New types of innovation for a low-carbon society

This briefing looks at how to encourage the disruptive innovation needed to meet the climate change challenge.

This briefing looks at how to encourage the disruptive innovation needed to meet the climate change challenge. 

Key findings:

  • Disruptive innovation will be needed in order to meet the challenges of climate change.
  • The UK is developing disruptive innovations, but many face resistance. Disruptive innovations are often locked out of existing markets.
  • Government policy should encourage low-carbon innovation, for example, focussing more on helping solutions with potentially high impact, whether high-technology or not.

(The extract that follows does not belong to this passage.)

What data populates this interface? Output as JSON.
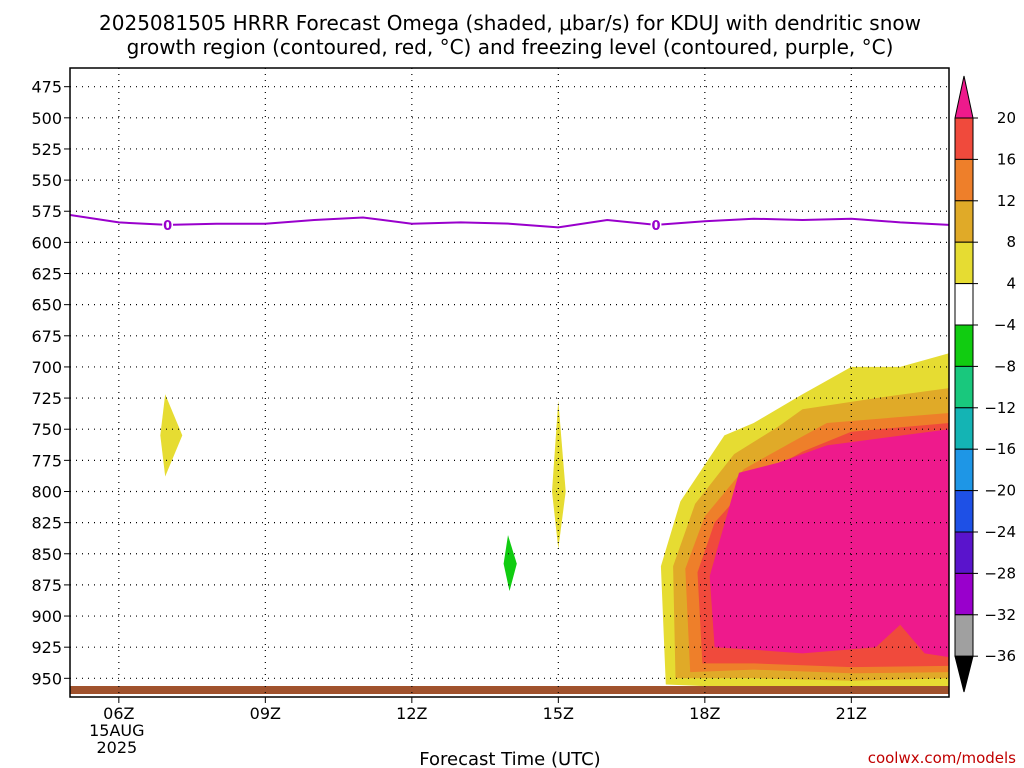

The UK needs to make a transition to a low-carbon economy. This will require increased levels of innovation – in new technologies, but also new services, new forms of organisation and in the delivery of public services.

 

But policies in the UK are currently only harnessing a narrow band of this possible innovation. Efforts to reduce carbon emissions could benefit from disruptive forms of innovation – cheaper, easier-to-use alternatives to existing products or services which are often developed by non-traditional players, and which target previously ignored customers. 

 

However, currently the UK is not set up to encourage these innovations and the entrepreneurs that drive them – in fact, they are frequently thwarted. 

 

This report looks at how, with an innovation policy that allows them to flourish, a new breed of green innovator could make a vital contribution to the UK’s strategy for carbon reduction.